In a surprise presentation during the conference, Francisco Rodes — a professor at the Evangelical Seminary in Matanzas, Cuba — presented Sehested with an engraved plaque and spoke of his long history of advocacy for justice, peace and human rights worldwide, spotlighting his encouragement and support of Christian peacemakers in Latin America. “He has the heart of an evangelist, the mind of a theologian, the voice of a poet and the courage of a prophet,” Rodes said in presenting the award.
This was Sehested’s third trip to Cuba in the last decade. Following the conference, which ran Oct. 13-16, he preached at seven churches across the island, including the Iglesia Getsemani, a partner congregation with Circle of Mercy in Camagueey, Cuba’s third-largest city.
One of the results of the U.S. sanctions against Cuba is that most Americans know next to nothing about this neighboring country, Sehested said. “Few people know that the church is not only alive but growing rapidly in Cuba. Dr. King is well-known. In fact, the King Center in Havana was founded 19 years ago by Raul Suarez, a Baptist pastor who continues as its director and who is now an elected member of Cuba’s national parliament.”

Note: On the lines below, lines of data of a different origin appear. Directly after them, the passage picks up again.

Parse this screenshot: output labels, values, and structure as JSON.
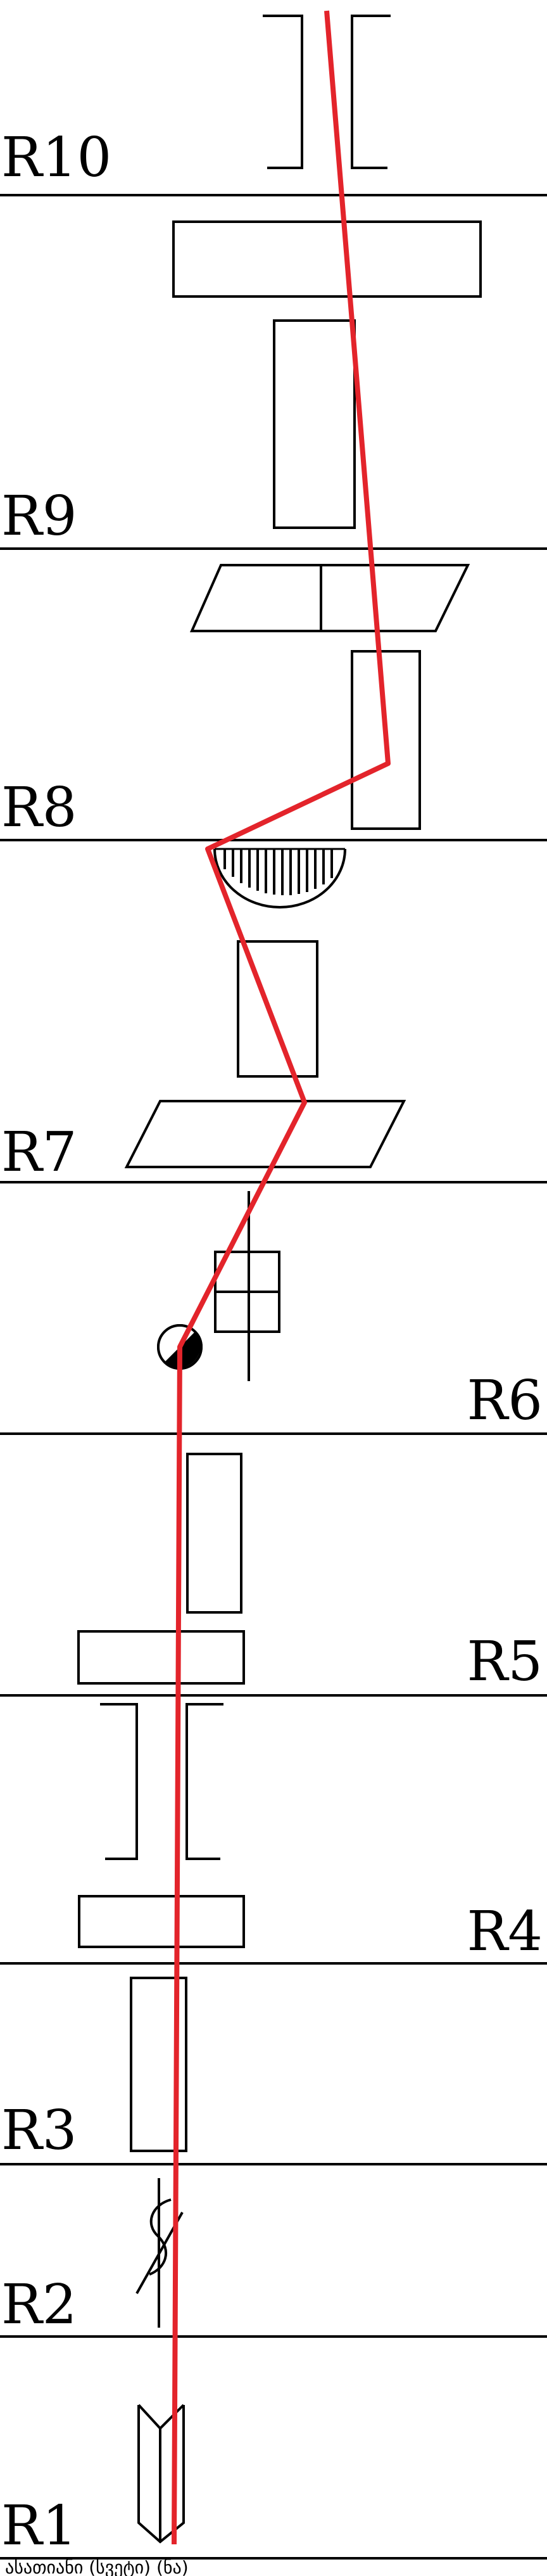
{
  "rows": [
    {
      "id": "R10",
      "label": "R10"
    },
    {
      "id": "R9",
      "label": "R9"
    },
    {
      "id": "R8",
      "label": "R8"
    },
    {
      "id": "R7",
      "label": "R7"
    },
    {
      "id": "R6",
      "label": "R6"
    },
    {
      "id": "R5",
      "label": "R5"
    },
    {
      "id": "R4",
      "label": "R4"
    },
    {
      "id": "R3",
      "label": "R3"
    },
    {
      "id": "R2",
      "label": "R2"
    },
    {
      "id": "R1",
      "label": "R1"
    }
  ],
  "caption": "ასათიანი (სვეტი) (ნა)",
  "colors": {
    "path": "#e3242b",
    "lines": "#000000",
    "background": "#ffffff"
  }
}
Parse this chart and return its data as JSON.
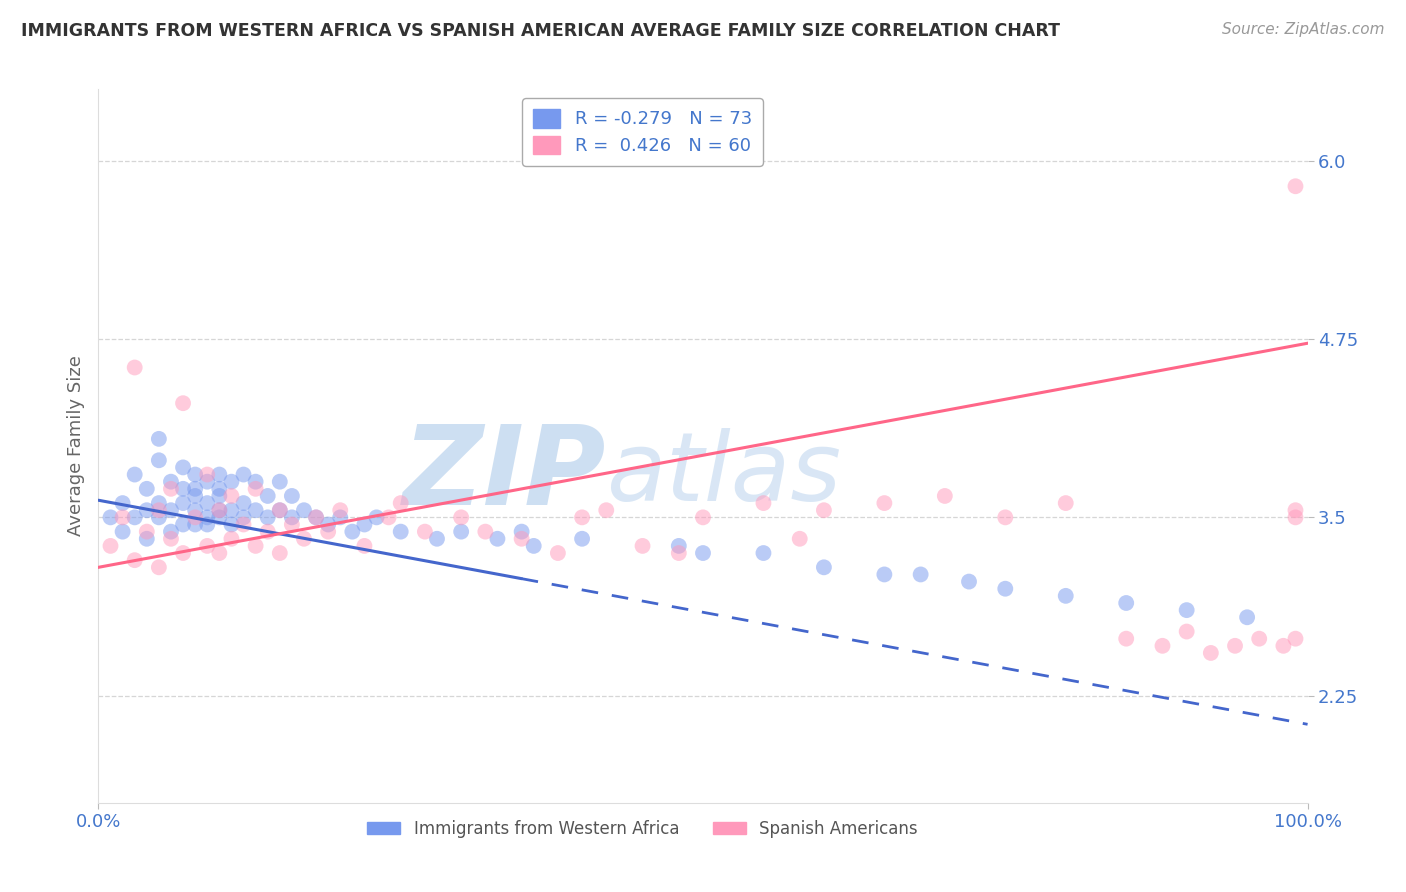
{
  "title": "IMMIGRANTS FROM WESTERN AFRICA VS SPANISH AMERICAN AVERAGE FAMILY SIZE CORRELATION CHART",
  "source": "Source: ZipAtlas.com",
  "ylabel": "Average Family Size",
  "yticks": [
    2.25,
    3.5,
    4.75,
    6.0
  ],
  "xmin": 0.0,
  "xmax": 100.0,
  "ymin": 1.5,
  "ymax": 6.5,
  "blue_R": -0.279,
  "blue_N": 73,
  "pink_R": 0.426,
  "pink_N": 60,
  "blue_color": "#7799ee",
  "pink_color": "#ff99bb",
  "blue_line_color": "#4466cc",
  "pink_line_color": "#ff6688",
  "axis_tick_color": "#4477cc",
  "title_color": "#333333",
  "source_color": "#999999",
  "grid_color": "#cccccc",
  "background_color": "#ffffff",
  "watermark_color": "#c5daf0",
  "blue_line_y0": 3.62,
  "blue_line_y100": 2.05,
  "pink_line_y0": 3.15,
  "pink_line_y100": 4.72,
  "blue_solid_end_x": 35,
  "blue_scatter_x": [
    1,
    2,
    2,
    3,
    3,
    4,
    4,
    4,
    5,
    5,
    5,
    5,
    6,
    6,
    6,
    7,
    7,
    7,
    7,
    8,
    8,
    8,
    8,
    8,
    9,
    9,
    9,
    9,
    10,
    10,
    10,
    10,
    10,
    11,
    11,
    11,
    12,
    12,
    12,
    13,
    13,
    14,
    14,
    15,
    15,
    16,
    16,
    17,
    18,
    19,
    20,
    21,
    22,
    23,
    25,
    28,
    30,
    33,
    35,
    36,
    40,
    48,
    50,
    55,
    60,
    65,
    68,
    72,
    75,
    80,
    85,
    90,
    95
  ],
  "blue_scatter_y": [
    3.5,
    3.4,
    3.6,
    3.5,
    3.8,
    3.55,
    3.7,
    3.35,
    3.5,
    3.9,
    3.6,
    4.05,
    3.55,
    3.75,
    3.4,
    3.6,
    3.85,
    3.45,
    3.7,
    3.55,
    3.8,
    3.65,
    3.45,
    3.7,
    3.5,
    3.75,
    3.6,
    3.45,
    3.55,
    3.8,
    3.65,
    3.5,
    3.7,
    3.55,
    3.75,
    3.45,
    3.6,
    3.8,
    3.5,
    3.55,
    3.75,
    3.5,
    3.65,
    3.55,
    3.75,
    3.5,
    3.65,
    3.55,
    3.5,
    3.45,
    3.5,
    3.4,
    3.45,
    3.5,
    3.4,
    3.35,
    3.4,
    3.35,
    3.4,
    3.3,
    3.35,
    3.3,
    3.25,
    3.25,
    3.15,
    3.1,
    3.1,
    3.05,
    3.0,
    2.95,
    2.9,
    2.85,
    2.8
  ],
  "pink_scatter_x": [
    1,
    2,
    3,
    3,
    4,
    5,
    5,
    6,
    6,
    7,
    7,
    8,
    9,
    9,
    10,
    10,
    11,
    11,
    12,
    13,
    13,
    14,
    15,
    15,
    16,
    17,
    18,
    19,
    20,
    22,
    24,
    25,
    27,
    30,
    32,
    35,
    38,
    40,
    42,
    45,
    48,
    50,
    55,
    58,
    60,
    65,
    70,
    75,
    80,
    85,
    88,
    90,
    92,
    94,
    96,
    98,
    99,
    99,
    99,
    99
  ],
  "pink_scatter_y": [
    3.3,
    3.5,
    3.2,
    4.55,
    3.4,
    3.55,
    3.15,
    3.35,
    3.7,
    3.25,
    4.3,
    3.5,
    3.3,
    3.8,
    3.25,
    3.55,
    3.35,
    3.65,
    3.45,
    3.3,
    3.7,
    3.4,
    3.25,
    3.55,
    3.45,
    3.35,
    3.5,
    3.4,
    3.55,
    3.3,
    3.5,
    3.6,
    3.4,
    3.5,
    3.4,
    3.35,
    3.25,
    3.5,
    3.55,
    3.3,
    3.25,
    3.5,
    3.6,
    3.35,
    3.55,
    3.6,
    3.65,
    3.5,
    3.6,
    2.65,
    2.6,
    2.7,
    2.55,
    2.6,
    2.65,
    2.6,
    5.82,
    3.5,
    2.65,
    3.55
  ]
}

“Early in the revolution there was a bias against churches, because the elites had close ties to the U.S.,” Sehested told Xpress. “But after Castro became familiar with the Sandanista revolution [in Nicaragua], with its religious ties, and after Rev. Jesse Jackson took Fidel to a church service in 1989, there came a major turning point. And in 1992, a sermon I delivered there was broadcast on television.” Sehested added that the principal obstacle to establishing new churches is zoning laws that restrict building; as a result, “many services are conducted in the living rooms of church pastors.”
Sehested, who’s also a stonemason, served for 18 years as director of the Baptist Peace Fellowship of North America. He is a program associate with the Institute for Servant Leadership and a founding member of Circle of Mercy.
The latter congregation is affiliated with the Alliance of Baptists and the United Church of Christ. Its Web site states, “Our purpose is to nurture spiritual formation in ways that support prophetic and redemptive work in the world.” The young church, established in 2001, is a founding member of Christians for a United Community, an interracial peace-and-justice organization based in Asheville. The congregation meets in the parish hall of The Cathedral of All Souls in Biltmore Village.